UND survey shows students feel safe on campus
A campus survey at UND shows that students feel safe while on campus and that they believe school leaders are "visibly committed" to fostering respect for diversity at the school.
A campus survey at UND shows that students feel safe while on campus and that they believe school leaders are “visibly committed” to fostering respect for diversity at the school.
The survey was sent out to more than 12,800 degree-seeking students at the university during the spring semester and around 26 percent of students participated in the anonymous survey.
Peter Johnson, a spokesman for the university, said the student response rate was very high compared with past surveys.
The same survey was also done at 41 other universities, with an average response rate of 17 percent.
Sara Kaiser, assistant director of the Office of Student Rights and Responsibilities, said that the university was deliberate in when it conducted the survey, noting that it did not want to put it out after spring break when students may be less likely to want to take it. She added that without a high response rate, it’s hard to make meaning of the data.
“Not that one survey is the be all, end all to the information you need, but it shows that we did send it in good faith to try and get as many students as possible to take it,” she said.
Donna Smith, director of equal employment opportunity and affirmative action and the Title IX coordinator, said there is always room for improvement at the university. She said its goal was to find out what mattered to UND students and what they are experiencing, so UND can focus on students’ needs.
The numbers are a “baseline” for continued growth, the group said, and they want to continue to find out ways to be better in all aspects. It is not known whether this survey will continue on a yearly basis.
Results According to the survey, 97 percent of respondents reported that they felt safe at UND, which is higher than the national average of 93 percent.
Cara Halgren, vice president for student affairs and diversity, said many people recognize UND as being a campus that feels safer than others around the region.
“It’s positive,” she said. “Now we want to work forward and say ‘How do we even capitalize on that further to help people recognize that we continue to think this is an important aspect of who we are as a community?’ ”
Students were also asked about their perceptions of faculty and administrators, 85 percent of UND students felt that faculty were genuinely concerned about their welfare, while 68 percent felt the same about administrators.

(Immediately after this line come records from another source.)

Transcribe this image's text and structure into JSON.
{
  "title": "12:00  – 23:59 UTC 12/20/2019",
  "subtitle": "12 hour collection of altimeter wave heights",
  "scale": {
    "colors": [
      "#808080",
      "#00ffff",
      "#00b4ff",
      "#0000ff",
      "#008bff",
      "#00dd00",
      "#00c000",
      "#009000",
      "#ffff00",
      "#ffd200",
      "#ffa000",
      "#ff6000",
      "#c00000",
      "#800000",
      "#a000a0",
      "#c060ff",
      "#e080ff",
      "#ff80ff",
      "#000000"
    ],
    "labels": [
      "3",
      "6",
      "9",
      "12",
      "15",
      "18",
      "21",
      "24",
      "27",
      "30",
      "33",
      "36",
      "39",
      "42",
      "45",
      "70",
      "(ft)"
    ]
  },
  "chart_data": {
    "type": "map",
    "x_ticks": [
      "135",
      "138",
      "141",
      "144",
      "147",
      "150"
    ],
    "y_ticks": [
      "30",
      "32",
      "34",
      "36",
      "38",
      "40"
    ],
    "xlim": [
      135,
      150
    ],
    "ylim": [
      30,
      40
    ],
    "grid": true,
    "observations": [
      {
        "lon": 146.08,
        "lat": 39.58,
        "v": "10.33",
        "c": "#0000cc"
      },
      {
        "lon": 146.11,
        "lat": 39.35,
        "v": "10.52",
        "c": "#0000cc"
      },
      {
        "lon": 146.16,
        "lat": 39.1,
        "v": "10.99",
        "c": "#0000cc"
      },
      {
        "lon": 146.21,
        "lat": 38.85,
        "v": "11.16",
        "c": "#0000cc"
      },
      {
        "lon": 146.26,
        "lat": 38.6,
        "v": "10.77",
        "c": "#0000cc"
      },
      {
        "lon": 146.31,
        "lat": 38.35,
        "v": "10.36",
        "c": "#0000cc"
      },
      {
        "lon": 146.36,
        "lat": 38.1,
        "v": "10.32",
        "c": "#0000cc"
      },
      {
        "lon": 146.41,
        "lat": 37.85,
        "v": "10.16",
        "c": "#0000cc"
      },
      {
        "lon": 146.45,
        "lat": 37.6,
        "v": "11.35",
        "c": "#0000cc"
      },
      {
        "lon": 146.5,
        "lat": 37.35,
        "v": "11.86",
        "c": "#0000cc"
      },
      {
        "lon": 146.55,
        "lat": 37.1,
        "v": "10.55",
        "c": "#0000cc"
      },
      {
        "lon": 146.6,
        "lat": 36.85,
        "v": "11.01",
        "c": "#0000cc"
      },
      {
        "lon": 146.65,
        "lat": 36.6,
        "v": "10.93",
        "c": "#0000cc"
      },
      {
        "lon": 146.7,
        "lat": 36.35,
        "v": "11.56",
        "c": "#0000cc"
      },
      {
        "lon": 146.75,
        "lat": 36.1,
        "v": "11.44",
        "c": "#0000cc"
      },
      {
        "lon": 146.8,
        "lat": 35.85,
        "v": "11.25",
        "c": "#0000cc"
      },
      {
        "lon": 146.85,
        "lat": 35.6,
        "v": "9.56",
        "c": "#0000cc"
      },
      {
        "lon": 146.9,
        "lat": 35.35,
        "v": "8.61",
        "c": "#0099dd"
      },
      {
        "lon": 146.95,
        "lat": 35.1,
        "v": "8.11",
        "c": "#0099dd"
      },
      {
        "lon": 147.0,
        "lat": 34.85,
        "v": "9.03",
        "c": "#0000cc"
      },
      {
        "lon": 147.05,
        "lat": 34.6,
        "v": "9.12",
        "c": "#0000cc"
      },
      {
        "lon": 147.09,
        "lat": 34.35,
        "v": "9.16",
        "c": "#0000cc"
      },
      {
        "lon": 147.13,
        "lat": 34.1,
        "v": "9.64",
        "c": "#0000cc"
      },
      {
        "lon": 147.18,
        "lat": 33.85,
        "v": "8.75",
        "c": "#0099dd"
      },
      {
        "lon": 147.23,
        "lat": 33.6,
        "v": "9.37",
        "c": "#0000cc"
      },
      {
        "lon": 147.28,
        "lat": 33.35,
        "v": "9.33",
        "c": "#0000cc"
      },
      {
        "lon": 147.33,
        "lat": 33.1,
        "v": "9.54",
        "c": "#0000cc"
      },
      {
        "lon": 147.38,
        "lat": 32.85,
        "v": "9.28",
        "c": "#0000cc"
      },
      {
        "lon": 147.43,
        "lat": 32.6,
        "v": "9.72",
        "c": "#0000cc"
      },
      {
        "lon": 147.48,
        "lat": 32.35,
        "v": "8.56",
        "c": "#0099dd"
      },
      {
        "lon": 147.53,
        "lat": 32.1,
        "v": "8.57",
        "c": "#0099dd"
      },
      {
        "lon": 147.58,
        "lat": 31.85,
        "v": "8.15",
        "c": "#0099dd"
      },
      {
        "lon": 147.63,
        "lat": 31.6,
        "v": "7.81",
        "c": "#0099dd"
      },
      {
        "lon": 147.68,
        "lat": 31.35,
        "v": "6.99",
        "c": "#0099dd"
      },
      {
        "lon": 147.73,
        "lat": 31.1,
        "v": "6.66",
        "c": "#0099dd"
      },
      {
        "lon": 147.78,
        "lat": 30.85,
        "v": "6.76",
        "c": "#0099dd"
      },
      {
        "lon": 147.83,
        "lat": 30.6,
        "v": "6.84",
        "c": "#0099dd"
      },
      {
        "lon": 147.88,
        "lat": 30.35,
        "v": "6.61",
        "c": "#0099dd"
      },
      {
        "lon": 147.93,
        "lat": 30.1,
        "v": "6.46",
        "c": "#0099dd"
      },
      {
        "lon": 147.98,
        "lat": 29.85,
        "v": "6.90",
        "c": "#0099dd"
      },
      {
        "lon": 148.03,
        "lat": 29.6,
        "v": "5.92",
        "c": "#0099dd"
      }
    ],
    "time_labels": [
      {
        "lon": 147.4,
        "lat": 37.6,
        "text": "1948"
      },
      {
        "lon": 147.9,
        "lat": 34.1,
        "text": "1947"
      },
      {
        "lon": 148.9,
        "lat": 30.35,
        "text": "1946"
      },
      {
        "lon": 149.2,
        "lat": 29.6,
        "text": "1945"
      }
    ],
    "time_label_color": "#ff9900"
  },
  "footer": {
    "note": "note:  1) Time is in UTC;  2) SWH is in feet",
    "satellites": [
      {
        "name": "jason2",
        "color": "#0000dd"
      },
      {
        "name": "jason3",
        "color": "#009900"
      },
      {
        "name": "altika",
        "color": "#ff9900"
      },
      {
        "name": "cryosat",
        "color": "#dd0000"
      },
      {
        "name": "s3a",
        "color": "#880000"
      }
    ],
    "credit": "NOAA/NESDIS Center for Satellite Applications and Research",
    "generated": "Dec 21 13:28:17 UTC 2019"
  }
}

Less than 20 percent of respondents said they had seriously considered leaving their school since the beginning of the current school year, another number that is higher than the national cohort of whom 22 percent of respondents said they had thought about leaving their school.
Around 83 percent of respondents said they felt school leaders were “visibly committed to fostering respect for diversity at UND.” But, 76 percent said they felt all students were welcomed and supported at the school, regardless of their background.
Sexual violence Students were also asked about their experience with sexual violence and sexual violence training on campus. About 55 percent of respondents said they received prevention information or training about sexual violence since the beginning of the school year. Six percent, reported that they had experienced at least one incident of sexual violence since the beginning of the school year. According to the survey, respondents among the national cohort most commonly experienced being fondled, kissed, or rubbed up against.
Around 78 percent of respondents at UND said they knew where to go if they or a friend had experienced sexual violence. Additionally, 81 percent stated they believed the school would take the report seriously if it was reported to a campus authority.
Prior to college, around 17 percent of students said someone had attempted to have unwanted sexual contact with them, with 24 percent of female respondents saying they had experienced unwanted contact and 4 percent of male respondents saying the had.